Следовало поспешать во дворец – Екатерина все еще жила в старом, бревенчатом Летнем, не жалуя новый, Зимний. Присланная карета пристала к другой, тоже весьма скромной, без всяких гербов. Разумовский предчувствовал это событие и сейчас верно угадал: едут не иначе как к «узнику номер один!» Видно, улыбка была на лице – не та ли каретица, в которой они с Петром Федоровичем катили к Шлиссельбургу? – видно, забыл некие приличия, когда шумно полез в карету. Из глубины голос Екатерины отрезвил:

– С чего такой веселый, граф?

Он припал к ручке, неохотно протянутой:

– В карты вчера продулся! Что остается, ваше величество?
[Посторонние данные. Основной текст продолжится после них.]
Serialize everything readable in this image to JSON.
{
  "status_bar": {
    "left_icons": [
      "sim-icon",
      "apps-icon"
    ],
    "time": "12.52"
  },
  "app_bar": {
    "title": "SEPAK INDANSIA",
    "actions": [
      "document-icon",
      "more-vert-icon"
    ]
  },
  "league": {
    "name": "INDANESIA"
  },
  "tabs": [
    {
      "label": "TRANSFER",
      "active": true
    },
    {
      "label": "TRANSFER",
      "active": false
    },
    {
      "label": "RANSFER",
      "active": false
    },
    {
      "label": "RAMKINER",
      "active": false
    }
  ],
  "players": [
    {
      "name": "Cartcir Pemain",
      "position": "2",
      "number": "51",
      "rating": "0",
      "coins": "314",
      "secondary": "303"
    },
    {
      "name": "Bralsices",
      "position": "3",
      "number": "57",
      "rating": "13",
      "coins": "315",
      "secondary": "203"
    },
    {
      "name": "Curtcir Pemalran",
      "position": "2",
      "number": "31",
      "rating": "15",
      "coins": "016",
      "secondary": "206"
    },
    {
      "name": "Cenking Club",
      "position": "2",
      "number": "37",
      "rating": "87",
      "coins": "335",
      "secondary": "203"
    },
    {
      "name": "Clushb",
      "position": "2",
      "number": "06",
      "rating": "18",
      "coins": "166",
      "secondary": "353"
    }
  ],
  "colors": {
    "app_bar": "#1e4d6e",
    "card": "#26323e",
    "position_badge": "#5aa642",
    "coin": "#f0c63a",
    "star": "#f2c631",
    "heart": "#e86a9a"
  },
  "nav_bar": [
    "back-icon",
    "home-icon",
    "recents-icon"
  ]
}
Карты были хорошим оправданием. Только подчеркивали нежадность Разумовского. В бытность еще Княгиней Екатерина подмечала, что он нарочно проигрывает ей, всегда сидящей на скудном пайке. Сейчас можно было и пожурить:

– Не увлекайтесь, граф. Все свободные деревеньки я пораздала, помочь ничем не смогу.

– Что вы, ваше величество! Я и без того вспоможен больше заслуг.

– А это уж мне позвольте решать. Трогай! – кивнула стоящему у дверцы офицеру.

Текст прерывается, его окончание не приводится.